Jerry Cerasale, senior vice president of government affairs at the Direct Marketing Association, said the draft appeared to address the DMA’s concern that the bill’s privacy provisions discriminated against telemarketers as opposed to other direct marketers, but it did not address the association’s concern about the sharing of encrypted account numbers.

The legislation, which represents a compromise of S.900 and H.R.10, places restrictions on banks’ sharing of customer account numbers with third parties. The DMA maintains that such information can be used to verify customers’ identities for the prevention of fraud if it is encrypted to prevent misuse.

“We are disappointed and will try and convince some people to try and allow that,” said Cerasale.
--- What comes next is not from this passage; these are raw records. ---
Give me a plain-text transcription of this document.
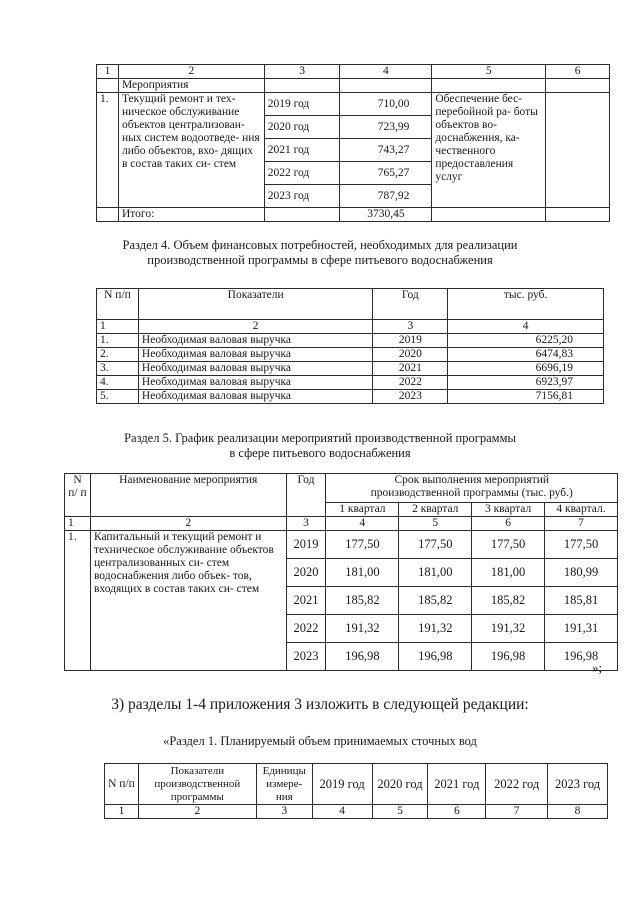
1	2	3	4	5	6
	Мероприятия				
1.	Текущий ремонт и тех- ническое обслуживание объектов централизован- ных систем водоотведе- ния либо объектов, вхо- дящих в состав таких си- стем	2019 год	710,00	Обеспечение бес- перебойной ра- боты объектов во- доснабжения, ка- чественного предоставления услуг	
		2020 год	723,99		
		2021 год	743,27		
		2022 год	765,27		
		2023 год	787,92		
	Итого:		3730,45		
Раздел 4. Объем финансовых потребностей, необходимых для реализации
производственной программы в сфере питьевого водоснабжения
N п/п	Показатели	Год	тыс. руб.
1	2	3	4
1.	Необходимая валовая выручка	2019	6225,20
2.	Необходимая валовая выручка	2020	6474,83
3.	Необходимая валовая выручка	2021	6696,19
4.	Необходимая валовая выручка	2022	6923,97
5.	Необходимая валовая выручка	2023	7156,81
Раздел 5. График реализации мероприятий производственной программы
в сфере питьевого водоснабжения
N п/ п	Наименование мероприятия	Год	Срок выполнения мероприятий производственной программы (тыс. руб.)			
			1 квартал	2 квартал	3 квартал	4 квартал.
1	2	3	4	5	6	7
1.	Капитальный и текущий ремонт и техническое обслуживание объектов централизованных си- стем водоснабжения либо объек- тов, входящих в состав таких си- стем	2019	177,50	177,50	177,50	177,50
		2020	181,00	181,00	181,00	180,99
		2021	185,82	185,82	185,82	185,81
		2022	191,32	191,32	191,32	191,31
		2023	196,98	196,98	196,98	196,98
»;
3) разделы 1-4 приложения 3 изложить в следующей редакции:
«Раздел 1. Планируемый объем принимаемых сточных вод
N п/п	Показатели производственной программы	Единицы измере- ния	2019 год	2020 год	2021 год	2022 год	2023 год
1	2	3	4	5	6	7	8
The full House-Senate committee will meet Thursday to begin the discussion of amendments to the draft, which committee leaders said they hope to put before Congress by Oct. 20. President Clinton has threatened to veto the bill, which contains sweeping changes in the way banks are permitted to operate, for reasons unrelated to the privacy measures, but the committee’s leaders indicated that they would seek to make the necessary changes to garner presidential approval.

The newly drafted bill retains provisions mandating that banks notify customers if they share certain information about them with third parties, and it also requires that banks allow customers to opt out of having their information shared.
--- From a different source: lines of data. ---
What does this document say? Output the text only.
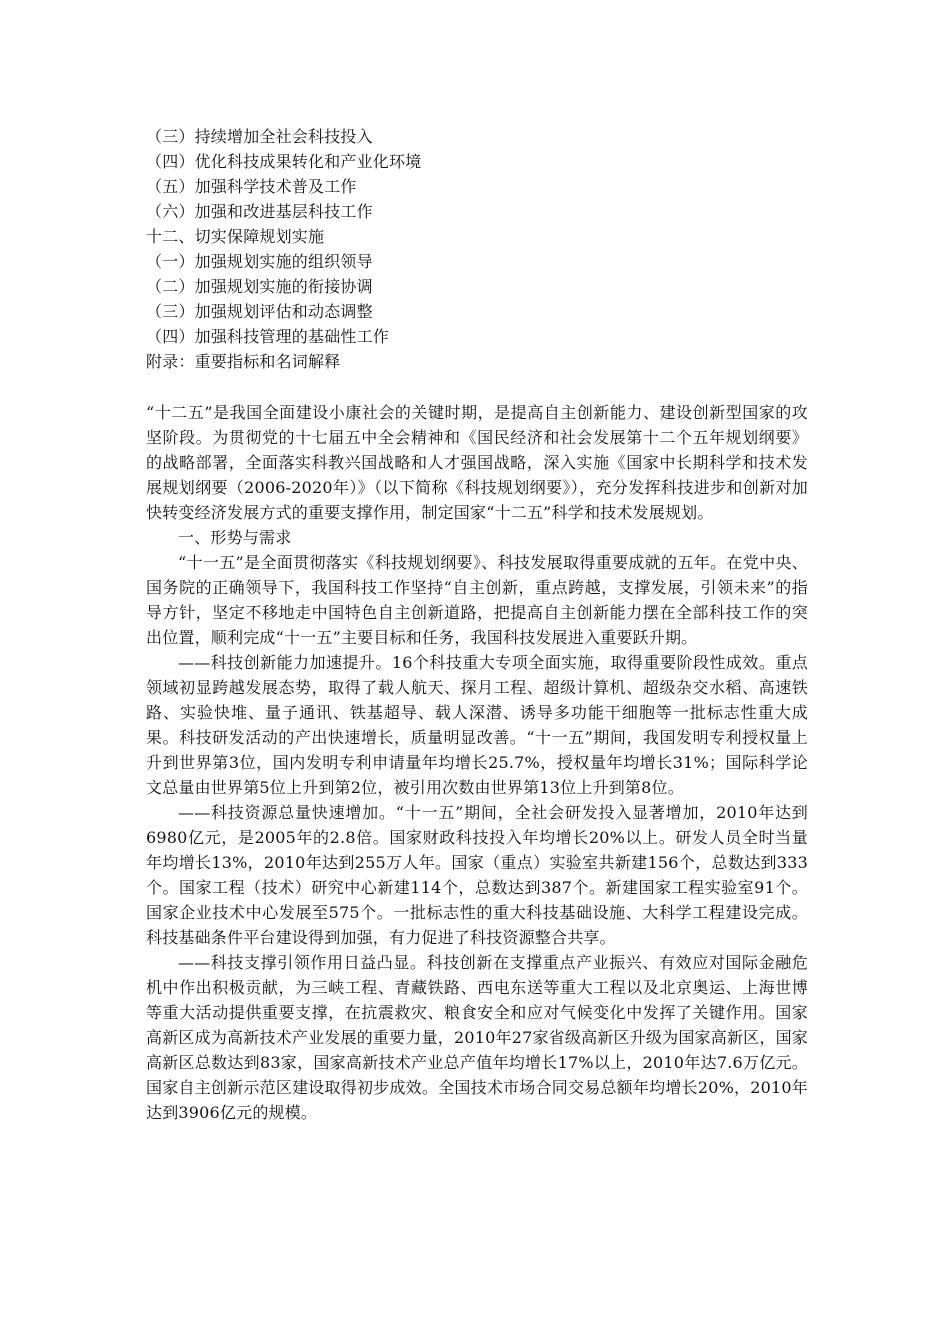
（三）持续增加全社会科技投入
（四）优化科技成果转化和产业化环境
（五）加强科学技术普及工作
（六）加强和改进基层科技工作
十二、切实保障规划实施
（一）加强规划实施的组织领导
（二）加强规划实施的衔接协调
（三）加强规划评估和动态调整
（四）加强科技管理的基础性工作
附录：重要指标和名词解释

“十二五”是我国全面建设小康社会的关键时期，是提高自主创新能力、建设创新型国家的攻坚阶段。为贯彻党的十七届五中全会精神和《国民经济和社会发展第十二个五年规划纲要》的战略部署，全面落实科教兴国战略和人才强国战略，深入实施《国家中长期科学和技术发展规划纲要（2006-2020年）》（以下简称《科技规划纲要》），充分发挥科技进步和创新对加快转变经济发展方式的重要支撑作用，制定国家“十二五”科学和技术发展规划。

一、形势与需求

“十一五”是全面贯彻落实《科技规划纲要》、科技发展取得重要成就的五年。在党中央、国务院的正确领导下，我国科技工作坚持“自主创新，重点跨越，支撑发展，引领未来”的指导方针，坚定不移地走中国特色自主创新道路，把提高自主创新能力摆在全部科技工作的突出位置，顺利完成“十一五”主要目标和任务，我国科技发展进入重要跃升期。

——科技创新能力加速提升。16个科技重大专项全面实施，取得重要阶段性成效。重点领域初显跨越发展态势，取得了载人航天、探月工程、超级计算机、超级杂交水稻、高速铁路、实验快堆、量子通讯、铁基超导、载人深潜、诱导多功能干细胞等一批标志性重大成果。科技研发活动的产出快速增长，质量明显改善。“十一五”期间，我国发明专利授权量上升到世界第3位，国内发明专利申请量年均增长25.7%，授权量年均增长31%；国际科学论文总量由世界第5位上升到第2位，被引用次数由世界第13位上升到第8位。

——科技资源总量快速增加。“十一五”期间，全社会研发投入显著增加，2010年达到6980亿元，是2005年的2.8倍。国家财政科技投入年均增长20%以上。研发人员全时当量年均增长13%，2010年达到255万人年。国家（重点）实验室共新建156个，总数达到333个。国家工程（技术）研究中心新建114个，总数达到387个。新建国家工程实验室91个。国家企业技术中心发展至575个。一批标志性的重大科技基础设施、大科学工程建设完成。科技基础条件平台建设得到加强，有力促进了科技资源整合共享。

——科技支撑引领作用日益凸显。科技创新在支撑重点产业振兴、有效应对国际金融危机中作出积极贡献，为三峡工程、青藏铁路、西电东送等重大工程以及北京奥运、上海世博等重大活动提供重要支撑，在抗震救灾、粮食安全和应对气候变化中发挥了关键作用。国家高新区成为高新技术产业发展的重要力量，2010年27家省级高新区升级为国家高新区，国家高新区总数达到83家，国家高新技术产业总产值年均增长17%以上，2010年达7.6万亿元。国家自主创新示范区建设取得初步成效。全国技术市场合同交易总额年均增长20%，2010年达到3906亿元的规模。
“The notice of opt-out for third parties, that pretty much fits with the DMA’s Privacy Promise,” Cerasale said, referring to the new DMA rules that require members to take certain actions to protect consumers’ privacy. “Of course,” he added, “we always believe in self-regulation over laws, but it does fit [with the DMA’s rules].”

Charlotte Birch, a spokeswoman for the American Bankers Association, Washington, DC, said the ABA was “pleased that the bill was moving toward the center,” although she expressed concern that additional privacy provisions could be added in the form of amendments.

She noted that the newly drafted bill also relieved some of the privacy pressure on smaller, community banks by allowing them to share customer information with third parties that perform certain functions for the banks that larger banks often handle within their own operating subsidiaries or affiliates.

Rep. James A Leach (R-IA), chairman of the House Banking and Financial Services Committee, also said the draft “reflects certain modifications designed to clarify and strengthen the authority of the relevant regulatory agencies to enforce the privacy provisions and prescribe regulations implementing them.”

Further information was not immediately available.